Solar panel installation at a floating photovoltaic plant on a lake in Haltern am See, Germany, April 2022

Martin Meissner/AP Photo

Climate mitigation, or our ability to reverse climate change and undo its widespread effects, hinges on the successful enactment of policies that yield deep cuts to carbon pollution, end our dependence on dangerous fossil fuels and the deadly air pollution they generate, and prioritize the people and ecosystems on the frontlines. And these actions must be taken quickly in order to ensure a healthier present day and future. In one of its latest reports, the IPCC presented its most optimistic emissions scenario, in which the world only briefly surpasses 1.5 degrees of warming but sequestration measures cause it to dip back below by 2100. Climate adaptation, a term that refers to coping with climate impacts, is no longer optional; it’s necessary, particularly for the world’s most vulnerable populations.

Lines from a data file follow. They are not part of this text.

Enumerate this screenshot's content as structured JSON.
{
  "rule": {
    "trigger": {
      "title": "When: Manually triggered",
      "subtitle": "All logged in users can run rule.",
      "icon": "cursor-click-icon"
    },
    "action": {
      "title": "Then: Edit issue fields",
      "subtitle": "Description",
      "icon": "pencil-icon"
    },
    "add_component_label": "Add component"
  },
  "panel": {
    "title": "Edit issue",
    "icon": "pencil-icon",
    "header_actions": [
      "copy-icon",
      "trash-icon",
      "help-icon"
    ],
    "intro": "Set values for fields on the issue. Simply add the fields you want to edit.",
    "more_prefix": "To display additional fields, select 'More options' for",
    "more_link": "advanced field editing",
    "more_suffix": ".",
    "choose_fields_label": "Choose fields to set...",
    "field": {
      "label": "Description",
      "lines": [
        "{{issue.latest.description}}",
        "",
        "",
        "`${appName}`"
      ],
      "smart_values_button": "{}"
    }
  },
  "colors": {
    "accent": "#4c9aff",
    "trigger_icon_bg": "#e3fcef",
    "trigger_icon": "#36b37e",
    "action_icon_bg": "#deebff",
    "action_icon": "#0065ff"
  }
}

Importantly, climate action is not a binary pass-fail test. Every fraction of a degree of warming that we prevent will reduce human suffering and death, and keep more of the planet’s natural systems intact. The good news is that a wide range of solutions exist to sharply reduce emissions, slow the pace of warming, and protect communities on the frontlines of climate impacts. Climate leaders the world over—those on major political stages as well as grassroots community activists—are offering up alternative models to systems that prioritize polluters over people. Many of these solutions are rooted in ancestral and Indigenous understandings of the natural world and have existed for millennia. Some solutions require major investments into clean, renewable energy and sustainable technologies. To be successful, climate solutions must also address intersecting crises—like poverty, racism, and gender inequality—that compound and drive the causes and impacts of the climate crisis. A combination of human ingenuity and immense political will can help us get there.